But I Thought This Was The [Secret] Plan?

Sometimes this gets tiring. I’m getting a bit sick of showing that bad consequences, entirely foreseeable (and possibly planned) and predicted, are coming to fruition — and the power-brokers in Washington have the gall to actually act appaled?

The great mystery surrounding the historic health care bill is how the corporations that provide coverage for most Americans — coverage they know and prize — will react to the new law’s radically different regime of subsidies, penalties, and taxes. Now, we’re getting a remarkable inside look at the options AT&T, Deere, and other big companies are weighing to deal with the new legislation.

Internal documents recently reviewed by Fortune, originally requested by Congress, show what the bill’s critics predicted, and what its champions dreaded: many large companies are examining a course that was heretofore unthinkable, dumping the health care coverage they provide to their workers in exchange for paying penalty fees to the government.

Of course, the pols in Washington didn’t want this to come to light too quickly:

In the days after President Obama signed the bill on March 24, a number of companies announced big write downs due to some fiscal changes it ushered in. The legislation eliminated a company’s right to deduct the federal retiree drug-benefit subsidy from their corporate taxes. That reduced projected revenue. As a result, AT&T (T, Fortune 500) and Verizon (VZ, Fortune 500) took well-publicized charges of around $1 billion.

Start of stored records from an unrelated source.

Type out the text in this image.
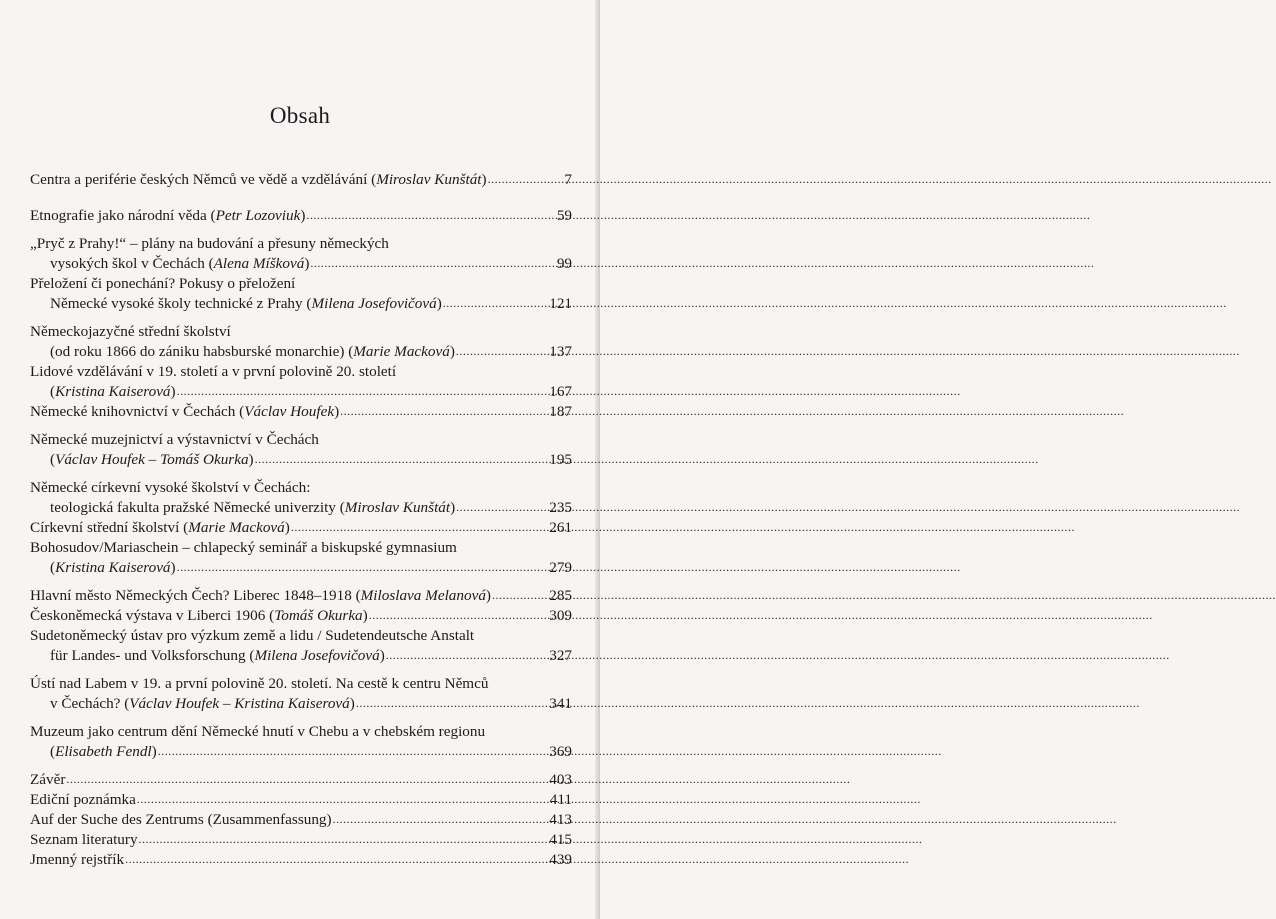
Obsah
Centra a periférie českých Němců ve vědě a vzdělávání (Miroslav Kunštát) .....	7
Etnografie jako národní věda (Petr Lozoviuk) .....	59
„Pryč z Prahy!“ – plány na budování a přesuny německých
vysokých škol v Čechách (Alena Míšková) .....	99
Přeložení či ponechání? Pokusy o přeložení
Německé vysoké školy technické z Prahy (Milena Josefovičová) .....	121
Německojazyčné střední školství
(od roku 1866 do zániku habsburské monarchie) (Marie Macková) .....	137
Lidové vzdělávání v 19. století a v první polovině 20. století
(Kristina Kaiserová) .....	167
Německé knihovnictví v Čechách (Václav Houfek) .....	187
Německé muzejnictví a výstavnictví v Čechách
(Václav Houfek – Tomáš Okurka) .....	195
Německé církevní vysoké školství v Čechách:
teologická fakulta pražské Německé univerzity (Miroslav Kunštát) .....	235
Církevní střední školství (Marie Macková) .....	261
Bohosudov/Mariaschein – chlapecký seminář a biskupské gymnasium
(Kristina Kaiserová) .....	279
Hlavní město Německých Čech? Liberec 1848–1918 (Miloslava Melanová) .....	285
Českoněmecká výstava v Liberci 1906 (Tomáš Okurka) .....	309
Sudetoněmecký ústav pro výzkum země a lidu / Sudetendeutsche Anstalt
für Landes- und Volksforschung (Milena Josefovičová) .....	327
Ústí nad Labem v 19. a první polovině 20. století. Na cestě k centru Němců
v Čechách? (Václav Houfek – Kristina Kaiserová) .....	341
Muzeum jako centrum dění Německé hnutí v Chebu a v chebském regionu
(Elisabeth Fendl) .....	369
Závěr .....	403
Ediční poznámka .....	411
Auf der Suche des Zentrums (Zusammenfassung) .....	413
Seznam literatury .....	415
Jmenný rejstřík .....	439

The request yielded 1,100 pages of documents from four major employers: AT&T, Verizon, Caterpillar and Deere (DE, Fortune 500). No sooner did the Democrats on the Energy Committee read them than they abruptly cancelled the hearings. On April 14, the Committee’s majority staff issued a memo stating that the write downs were “proper and in accordance with SEC rules.” The committee also stated that the memos took a generally sunny view of the new legislation. The documents, said the Democrats’ memo, show that “the overall impact of health reform on large employers could be beneficial.”

Nowhere in the five-page report did the majority staff mention that not one, but all four companies, were weighing the costs and benefits of dropping their coverage.

An optimist — or a rube — would suggest that this is an unintended consequence of the legislation. That, after all, all of their cost estimates were based on employers largely keeping their employees on their own plans. And, after all, this bill was but a small move to cover those who were uncovered, not an attempt to overtake the American health care system in toto. That’s what they said, right?

Many said that the goal of the legislators was to get employers to toss their employees onto the exchanges, but it was denied. So why is it that rather than string these employers up in front of Congress, vilifying them for being uncaring profit-whores who would throw their employees on the hands of the government exchanges, Waxman swept this under the rug and canceled the hearings?

Could it be that these discussions weren’t the unplanned, unintended consequences of the legislation? That maybe this really was the intent?